FIG. 18 shows addresses (for one plane) of each storage medium in the form of a matrix, for convenience of illustration (it is assumed that the planes A and B are identical to each other). FIG. 19 shows an order for storing data signals in the storage medium plane A in arbitrary K-th, (K+2)-th, (K+4)-th, . . . frames, where K represents an arbitrary integer. FIG. 20 shows an order for reading data signals from the storage medium plane B in the arbitrary K-th, (K+2)-th, (K+4)-th, . . . frames. The data signals are read from the storage medium plane A in arbitrary (K+1)-th, (K+3)-th, (K+5)-th, . . . frames in an order which is identical to that shown in FIG. 20. Similarly, the data signals are stored in the storage medium plane B in the arbitrary (K+1)-th, (K+3)-th, (K+5)-th, . . . frames in an order which is identical to that shown in FIG. 19.

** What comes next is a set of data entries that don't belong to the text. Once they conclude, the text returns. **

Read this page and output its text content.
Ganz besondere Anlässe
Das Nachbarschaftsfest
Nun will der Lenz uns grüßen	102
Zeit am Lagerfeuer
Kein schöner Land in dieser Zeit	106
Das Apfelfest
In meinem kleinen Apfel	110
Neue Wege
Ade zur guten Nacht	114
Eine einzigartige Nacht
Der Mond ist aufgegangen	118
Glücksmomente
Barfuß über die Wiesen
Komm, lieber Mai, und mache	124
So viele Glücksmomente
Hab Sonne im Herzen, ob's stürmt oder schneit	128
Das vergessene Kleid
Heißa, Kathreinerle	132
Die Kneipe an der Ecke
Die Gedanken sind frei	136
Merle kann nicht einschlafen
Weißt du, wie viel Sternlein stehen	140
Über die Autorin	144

In the arbitrary K-th frame, only writing of the data signals is carried out with respect to the plane A, while only reading of the data signals is carried out with respect to the plane B. In the next arbitrary (K+1)-th frame, the data are read from the plane A in which the data have been written in the K-th frame, and data writing is carried out in the plane B. De-interleaving for one frame is completed with an operation for two frames, so that it is possible to sequence (de-interleave) the order of the data signals DIN shown in FIG. 16 to that shown in FIG. 17. Following the (K+2)-th frame, the operations in the K-th and (K+1)-th frames are repeated.
Referring again to FIG. 15, operations of the respective blocks are now described. The clocks CLK, which are pulses synchronized with the data signals DIN, are inputted in the counter circuit 2 from the clock input terminal 1. The counter circuit 2 outputs address signals for the storage media 5a and 5b to the signal selection circuit 4. The counter circuit 3 detects that the counter circuit 2 completes counting of the clocks CLK for one frame, and counts the frame number. The signal selection circuit 4 switches connection between the output of the counter circuit 2 and address signal inputs of the storage media 5a and 5b in accordance with the address order shown in FIG. 18 along the output of the counter circuit 3, so that the storage media 5a and 5b can be addressed in the orders shown in FIGS. 19 and 20.
A plane in which the data signals are written is supplied with addresses in order of 0, 1, 2, 3, 4, 5, 6, 7, 8, 9, 10, 11, 12, 13, 14, 15, 16, 17, 18, 19, 20, 21, 22, 23, 24, 25, 26, 27, 28, 29, 30 and 31. A plane from which the data signals are read is supplied with addresses in order of 0, 4, 8, 12, 16, 20, 24, 28, 1, 5, 9, 13, 17, 21, 25, 29, 2, 6, 10, 14, 18, 22, 26, 30, 3, 7, 11, 15, 19, 23, 27 and 31.
A data input terminal 6 inputs data signals DIN not yet de-interleaved. A READ/WRITE switching signal input terminal 7 supplies a control signal R/W for properly selecting operation modes of the planes A and B to either reading or writing.
Since either the plane A or B outputs de-interleaved data signals DOUT, an output selector 9 properly selects either output, so that the de-interleaved data signals DOUT are outputted from a data output terminal 8.
Thus, the conventional de-interleaver must be equipped with two storage medium planes each of which has storage capacity for one frame, since the operation modes of the two storage medium planes are alternately switched between write and read modes every frame for carrying out a de-interleaving operation. This also applies to a conventional interleaver.